April 30, 2014
Cloudera, Impala, data warehousing and Hive
There’s much confusion about Cloudera’s SQL plans and beliefs, and the company has mainly itself to blame. That said, here’s what I think is going on.
- Hive is good at some tasks and terrible at others.
- Hive is good at batch data transformation.
- Hive is bad at ad-hoc query, unless you really, really need Hive’s scale and low license cost. One example, per Eli Collins: Facebook has a 500 petabyte Hive warehouse, but jokes that on a good day an analyst can run 6 queries against it.
- Impala is meant to be good at what Hive is bad at – i.e., fast-response query. (Cloudera mentioned reliable 100 millisecond response times for at least one user.)
- Impala is also meant to be good at what Hive is good at, and will someday from Cloudera’s standpoint completely supersede Hive, but Cloudera is in no hurry for that day to arrive. Hive is more mature. Hive still has more SQL coverage than Impala. There’s a lot of legacy investment in Hive. Cloudera gets little business advantage if a customer sunsets Hive.
- Impala is already decent at some tasks analytic RDBMS are commonly used for. Cloudera insists that some queries run very quickly on Impala. I believe them.
- Impala is terrible at others, including some of the ones most closely associated with the concept of “data warehousing”. Data modeling is a big zero right now.

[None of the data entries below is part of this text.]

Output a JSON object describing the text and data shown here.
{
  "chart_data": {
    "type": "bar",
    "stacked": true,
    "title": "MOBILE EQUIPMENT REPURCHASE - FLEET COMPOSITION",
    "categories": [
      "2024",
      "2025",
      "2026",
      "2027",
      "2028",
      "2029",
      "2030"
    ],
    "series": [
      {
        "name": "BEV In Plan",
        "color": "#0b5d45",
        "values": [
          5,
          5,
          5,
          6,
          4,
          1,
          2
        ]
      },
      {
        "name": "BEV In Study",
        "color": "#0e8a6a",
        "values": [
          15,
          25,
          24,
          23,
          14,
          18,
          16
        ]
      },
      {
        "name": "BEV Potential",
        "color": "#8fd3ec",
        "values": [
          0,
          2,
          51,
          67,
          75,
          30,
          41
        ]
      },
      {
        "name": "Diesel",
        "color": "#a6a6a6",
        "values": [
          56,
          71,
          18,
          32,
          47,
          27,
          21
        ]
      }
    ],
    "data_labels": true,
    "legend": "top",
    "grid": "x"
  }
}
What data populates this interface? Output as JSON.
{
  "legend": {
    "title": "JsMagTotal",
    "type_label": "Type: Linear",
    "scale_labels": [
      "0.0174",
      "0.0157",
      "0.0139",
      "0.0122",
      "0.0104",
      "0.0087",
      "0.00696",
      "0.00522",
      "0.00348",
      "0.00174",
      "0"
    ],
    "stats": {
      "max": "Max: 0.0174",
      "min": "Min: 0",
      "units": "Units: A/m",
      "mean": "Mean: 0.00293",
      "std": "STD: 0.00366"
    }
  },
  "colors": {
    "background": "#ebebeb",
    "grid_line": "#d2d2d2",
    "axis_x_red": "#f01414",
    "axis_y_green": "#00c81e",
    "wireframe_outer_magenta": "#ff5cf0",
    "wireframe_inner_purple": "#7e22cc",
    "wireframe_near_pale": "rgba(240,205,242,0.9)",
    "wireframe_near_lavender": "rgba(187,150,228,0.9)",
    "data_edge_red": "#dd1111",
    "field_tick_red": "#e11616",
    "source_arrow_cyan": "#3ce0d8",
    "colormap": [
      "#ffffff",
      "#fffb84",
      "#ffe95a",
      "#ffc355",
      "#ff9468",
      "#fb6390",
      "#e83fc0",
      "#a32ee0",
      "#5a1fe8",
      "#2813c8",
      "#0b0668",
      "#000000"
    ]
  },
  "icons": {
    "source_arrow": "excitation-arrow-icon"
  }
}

Impala’s workload management, concurrency and all that are very immature.
- There are some use cases for which SQL-on-Hadoop blows away analytic RDBMS, for example ones involving data transformations – perhaps on multi-structured data – that are impractical in RDBMS.
And of course, as vendors so often do, Cloudera generally overrates both the relative maturity of Impala and the relative importance of the use cases in which its offerings – Impala or otherwise – shine.
Related links
- A survey of SQL/Hadoop integration (February, 2014)
- The cardinal rules of DBMS development (March, 2013)
Categories: Cloudera, Data warehousing, Facebook, Hadoop, SQL/Hadoop integration, Workload management
Subscribe to our complete feed!
Comments
4 Responses to “Cloudera, Impala, data warehousing and Hive”
Leave a Reply
Does Impala do index nested loops joins with HBase?
About impala performance, we ran our own comparison against Vertica: http://baboonit.be/blog/measuring-vertica-performance-with-tpc-ds
For the results they published, impala is actually quite fast. They didn’t publish concurrency results.
Mark: Impala does not yet support index nested loop joins against HBase, but it’s something we’re looking at. No release date yet, though.
There is another SQL implementation on HBASE by name of Splice Machine. They provide ACID compliance. After downloading the product on single node and trying for simple testing was completely disappointed by what splice machine has to offer. First, it is SQL on Hbase (not sure why does that make it a RDBMS) or SQL on Hadoop i.e. lots of marketing in their material.
Secondly, product is using Derby for the front end SQL layer and most of the execution is extremely slow as lots of operations (like Joins) happen in the JVMs. SQL isn’t complete, you need an Oracle Expert from early 1980s to make Splice machine work. Query performance even on Single node on small dataset was below par. Transaction thru put doesn’t keep up with likes of VoltDB or NoSQL.
Will be downloading Impala and give it a shot next.